Wilms' Tumor

5 to 8 children per million will develop Wilms' Tumor each year. 90% of Wilms' tumors occur in children under 7 years of age.

97 - 100%
Relapse 70 - 100%
Today, nine in 10 children diagnosed with Wilms' tumor are expected to live. Previously, only two in ten survived.

There is a possible genetic predisposition to Wilms' tumor as indicated by research. In fetal development, sometimes a mishap occurs as the kidney develops. A large mass of primitive-looking small cells form. This chaotic mass is called a Wilms' tumor.

The peak age at diagnosis is between 1 and 3 years. Wilms' tumor is the most common type of kidney cancer affecting children. Wilms' tumors usually grow as a single mass in one kidney, but may sometimes be in both kidneys. Most tumors are caught only after they have become quite large but fortunately most are found before they spread beyond the kidney.

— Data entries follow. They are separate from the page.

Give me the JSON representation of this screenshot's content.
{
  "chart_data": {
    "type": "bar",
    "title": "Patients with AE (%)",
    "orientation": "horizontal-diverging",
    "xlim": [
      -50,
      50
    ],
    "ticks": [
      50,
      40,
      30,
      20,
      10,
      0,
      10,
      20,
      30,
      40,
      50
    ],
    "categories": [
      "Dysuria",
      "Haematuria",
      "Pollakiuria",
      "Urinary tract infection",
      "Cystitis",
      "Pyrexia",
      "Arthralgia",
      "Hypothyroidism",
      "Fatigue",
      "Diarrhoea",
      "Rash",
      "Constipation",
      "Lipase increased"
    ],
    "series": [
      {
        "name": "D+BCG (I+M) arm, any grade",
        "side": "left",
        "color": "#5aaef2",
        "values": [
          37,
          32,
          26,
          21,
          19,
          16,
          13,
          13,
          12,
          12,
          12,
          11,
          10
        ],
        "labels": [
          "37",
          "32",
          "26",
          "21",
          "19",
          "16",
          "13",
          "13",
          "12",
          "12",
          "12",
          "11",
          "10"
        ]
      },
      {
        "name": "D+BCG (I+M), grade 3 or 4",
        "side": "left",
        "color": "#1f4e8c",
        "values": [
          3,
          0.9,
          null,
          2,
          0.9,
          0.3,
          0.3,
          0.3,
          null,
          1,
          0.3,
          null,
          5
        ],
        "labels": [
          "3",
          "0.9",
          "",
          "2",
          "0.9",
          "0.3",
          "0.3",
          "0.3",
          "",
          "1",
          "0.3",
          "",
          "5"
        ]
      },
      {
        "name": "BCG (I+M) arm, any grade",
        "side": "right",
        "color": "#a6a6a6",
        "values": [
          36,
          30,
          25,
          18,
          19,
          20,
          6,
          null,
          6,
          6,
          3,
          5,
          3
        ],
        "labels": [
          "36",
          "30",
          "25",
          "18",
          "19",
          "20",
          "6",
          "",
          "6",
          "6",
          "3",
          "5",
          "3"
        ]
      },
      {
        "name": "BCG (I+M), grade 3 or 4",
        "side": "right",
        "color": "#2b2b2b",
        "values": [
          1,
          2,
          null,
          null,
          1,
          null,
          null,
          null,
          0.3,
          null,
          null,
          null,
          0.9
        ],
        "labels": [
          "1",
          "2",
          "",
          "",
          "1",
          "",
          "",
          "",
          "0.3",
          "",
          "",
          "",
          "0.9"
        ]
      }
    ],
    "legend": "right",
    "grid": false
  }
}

Currently, treatment for Wilms' tumor usually combines surgery, chemotherapy and adding radiation therapy in advanced cases. For most children, the kidney containing the tumor is removed. Often nearby lymph nodes are removed to see if the tumor has spread to them. Current studies are attempting to decrease the undesirable and occasionally lethal late effects of therapy, while improving the survival of those patients with poor prognostic features.